As dumb as this exploit is on the part of netgear, remember that to exploit it the attacker had to have already broken the WPA2 security to access the wifi or physically plugged in with ethernet. The first vector can be avoided by simply turning off management via wifi.

Or accessed your router internally via JavaScript, img tag, or iframe hidden on a malicious or compromised page. XSRF is real.

Edit: granted, browsers limit what JavaScript can do across sites, but request-only access is enough to change DNS settings to something malicious, and if the attacker can inject unescaped content into the page in some way, then they can run JavaScript on the router page and send data back that way.

Edit2: I'm not certain, but I think the timing of image load events could be used to determine success/failure of router actions loaded through a hidden img tag.


The cheapest available model listed in OpenWRT's table of (supported) hardware. Then flash it with OpenWRT and all's fine (mostly).

E.g. TP-Link's WR841N for 20 dollars:

http://www.amazon.com/dp/B001FWYGJS http://wiki.openwrt.org/toh/tp-link/tl-wr841nd


You could use a Ubiquity Unifi. They're cheap ( US $69 ) and the control software is only needed to provision them (so long as you're willing to forgo the guest wifi captive portal feature - if you want that then you have to run the control software full time.)

http://www.ubnt.com/unifi


The $69 models do N, but not AC :-(.

Edit: oh hello downvote, I'm glad you think AC is worthless to note.


I recently got a Unifi and I'm pretty happy with it. It's somewhere between enterprise and consumer-grade, with an administration interface and reliability / performance leaning towards the enterprise side, and price leaning towards consumer-grade :)


I've found pfSense really shines on old PC hardware since the embedded boxes I've tried it on tend to slow a bit. Something with a still functioning HD and at least 256Mb memory does pretty well with it.


I haven't tried it on an embedded platform, e.g. a Geode or Via CPU.

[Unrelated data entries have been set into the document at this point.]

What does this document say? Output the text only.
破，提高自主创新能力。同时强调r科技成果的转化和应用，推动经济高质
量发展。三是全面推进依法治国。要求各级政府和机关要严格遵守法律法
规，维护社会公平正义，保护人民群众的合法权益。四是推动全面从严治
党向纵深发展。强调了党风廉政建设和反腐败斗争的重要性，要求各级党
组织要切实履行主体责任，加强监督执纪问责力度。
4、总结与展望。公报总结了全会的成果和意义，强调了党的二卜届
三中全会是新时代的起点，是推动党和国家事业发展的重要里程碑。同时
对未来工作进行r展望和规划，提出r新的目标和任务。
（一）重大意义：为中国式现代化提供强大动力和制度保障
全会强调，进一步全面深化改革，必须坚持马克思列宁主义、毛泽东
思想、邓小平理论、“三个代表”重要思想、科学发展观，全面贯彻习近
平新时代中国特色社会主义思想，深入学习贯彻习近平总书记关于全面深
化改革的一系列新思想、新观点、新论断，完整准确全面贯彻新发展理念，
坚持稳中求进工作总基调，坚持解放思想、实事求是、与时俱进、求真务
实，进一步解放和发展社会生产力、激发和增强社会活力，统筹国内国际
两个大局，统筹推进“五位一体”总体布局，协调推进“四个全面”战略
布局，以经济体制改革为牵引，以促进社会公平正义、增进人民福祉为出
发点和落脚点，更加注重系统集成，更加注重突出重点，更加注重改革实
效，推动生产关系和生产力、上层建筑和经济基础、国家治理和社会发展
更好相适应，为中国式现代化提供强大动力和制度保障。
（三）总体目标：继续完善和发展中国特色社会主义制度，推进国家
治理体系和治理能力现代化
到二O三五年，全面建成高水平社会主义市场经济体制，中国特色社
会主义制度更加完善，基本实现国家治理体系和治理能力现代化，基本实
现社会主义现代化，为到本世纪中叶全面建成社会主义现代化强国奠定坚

I'm using an old mini-ITX IPC board from Jetway with one of the first dual core Atom cpus, 1GB of ram (overkill) and 4 x Gbit ethernet ports. With a slim case / power supply I think it was ~$250 about 5 years ago when I bought it.

Other than moving apartments it's only ever been rebooted once, to upgrade from pfsense 1.2 to 2.0. It's never crashed and never caused a problem, and I beat on my network connection. OpenVPN performance from outside is only limited by my WAN speed. It's been awesome.

I also use pfsense in a VM in front of a bunch of other VM's on a VMWare server and it works great for that as well.


That's indeed overkill ;)

I've used an old eMachines PC with a couple of network cards and a switch in the past. An order of magnitude better than the Linksys router from my ISP it replaced. Also never had to reboot until I moved.

Never tried it as a VM front before. Good to know it's another option.


Is power free where you live?


I was formerly on solar before moving to an apartment. Hence the "I've used an old eMachines PC... in the past." Besides that, the power supply barely made past 200W, which is basically 2 incandescent bulbs.


As someone who was on solar you should realize that 200W is a _lot_ of power. Especially if it's 24/7. If you hadn't heard people have moved away from incandescent bulbs because the energy use is considered unacceptable.